Il sortit d'un sac de peluche usée un petit carré de papier apostille dans le coin du mot « copie ».
Angélique lut.
Sentence :
Entre Philibert Vénot, procureur général des causes de l'official du siège épiscopal de Toulouse, demandeur en crime de magie et sortilège contre le sieur Joffrey de Peyrac, comte de Morens, défendeur.
Considérant que ledit Joffrey de Peyrac est suffisamment convaincu d'avoir renoncé à Dieu et de s'être donné au diable, et aussi d'avoir invoqué plusieurs fois les démons et d'avoir conféré avec eux, enfin d'avoir procédé en plusieurs et diverses sortes de sortilèges...Pour lesquels cas et autres est renvoyé au juge séculier pour être jugé de ses crimes. Rendu le 26 juin 1660 par P. Vénot, ledit de Peyrac n'y a provoqué ni appelé ainsi a dit que la volonté de Dieu fût faite !
Desgrez expliqua :
– En langage moins sibyllin cela signifie que le tribunal religieux, après avoir jugé votre mari par coutumace, c'est-à-dire à l'insu du prévenu, et avoir conclu d'avance à sa culpabilité, l'a remis à la justice séculière du roi.
– Et vous croyez que le roi va ajouter foi à de telles sornettes ? Elles ne résultent que de la jalousie d'un évêque qui voudrait régner sur toute la province, et qui se laisse influencer par des élucubrations d'un moine arriéré comme ce Bécher, certainement fou par-dessus le marché.
– Je ne puis juger que les faits, trancha l'avocat.

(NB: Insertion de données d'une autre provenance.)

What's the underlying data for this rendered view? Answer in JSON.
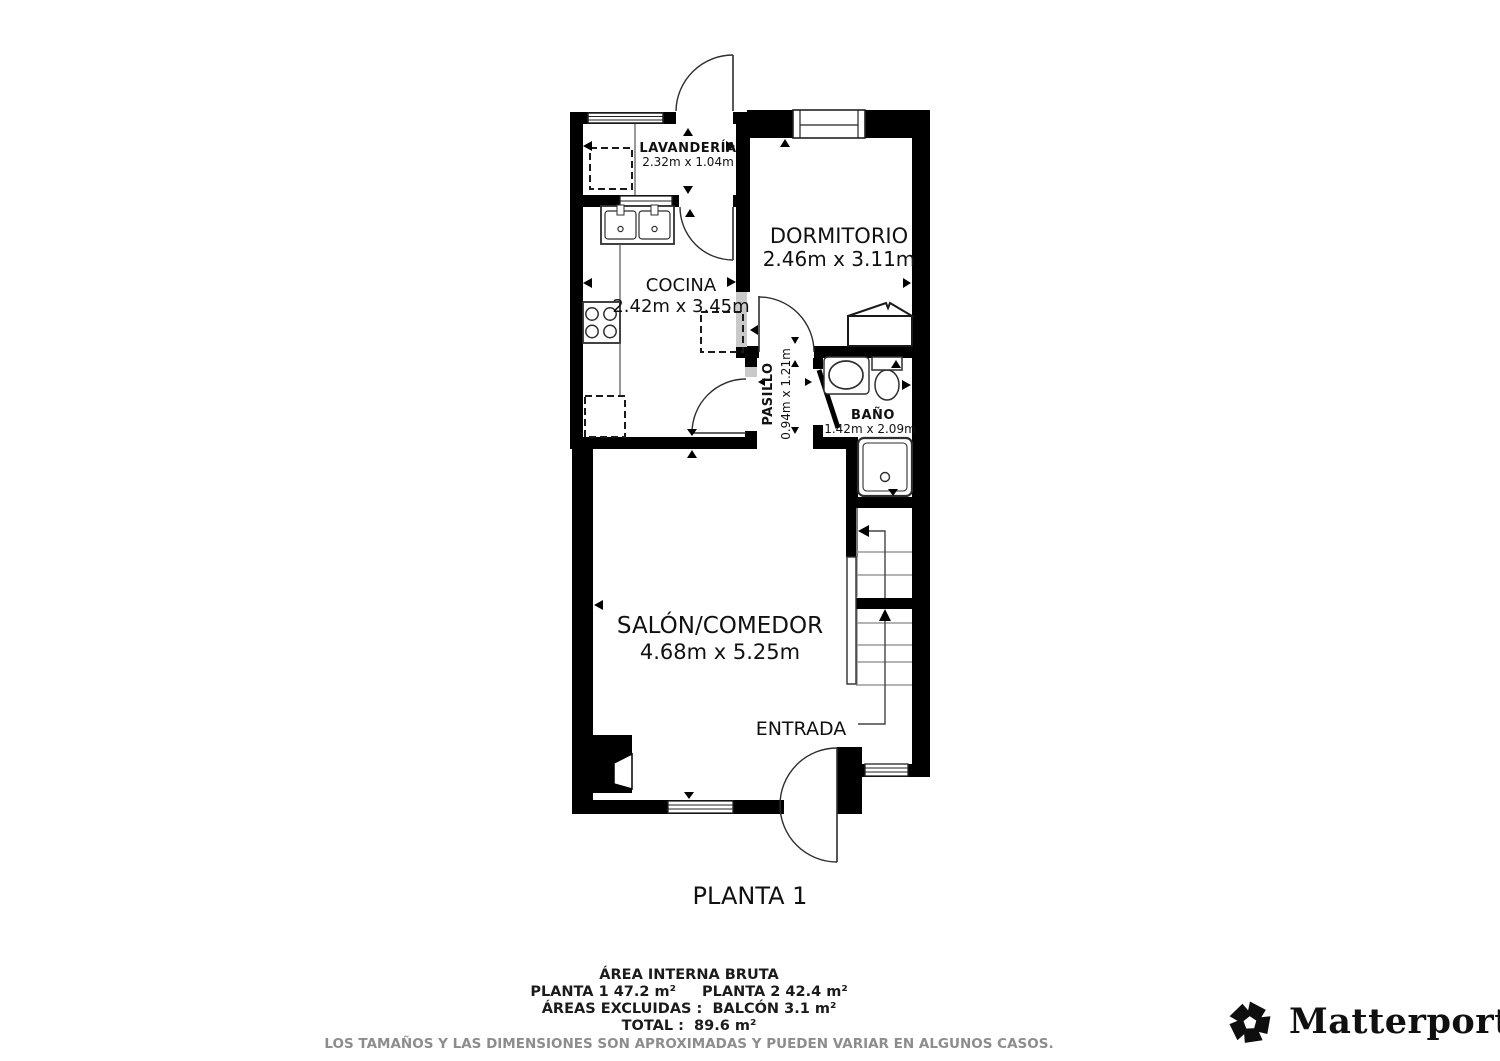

Or ceci prouve que l'archevêque tient soigneusement à ne pas se mettre en avant dans cette histoire : voyez, son nom même n'est pas signalé sur cet acte, et pourtant on ne peut douter que ce soit lui qui ait provoqué le premier jugement à huis clos. En revanche, la lettre de cachet portait la signature du roi ainsi que celle de Séguier, le président du tribunal. Séguier est un homme intègre, mais faible. Il est gardien des formes de la justice. Les ordres du roi priment tout pour lui.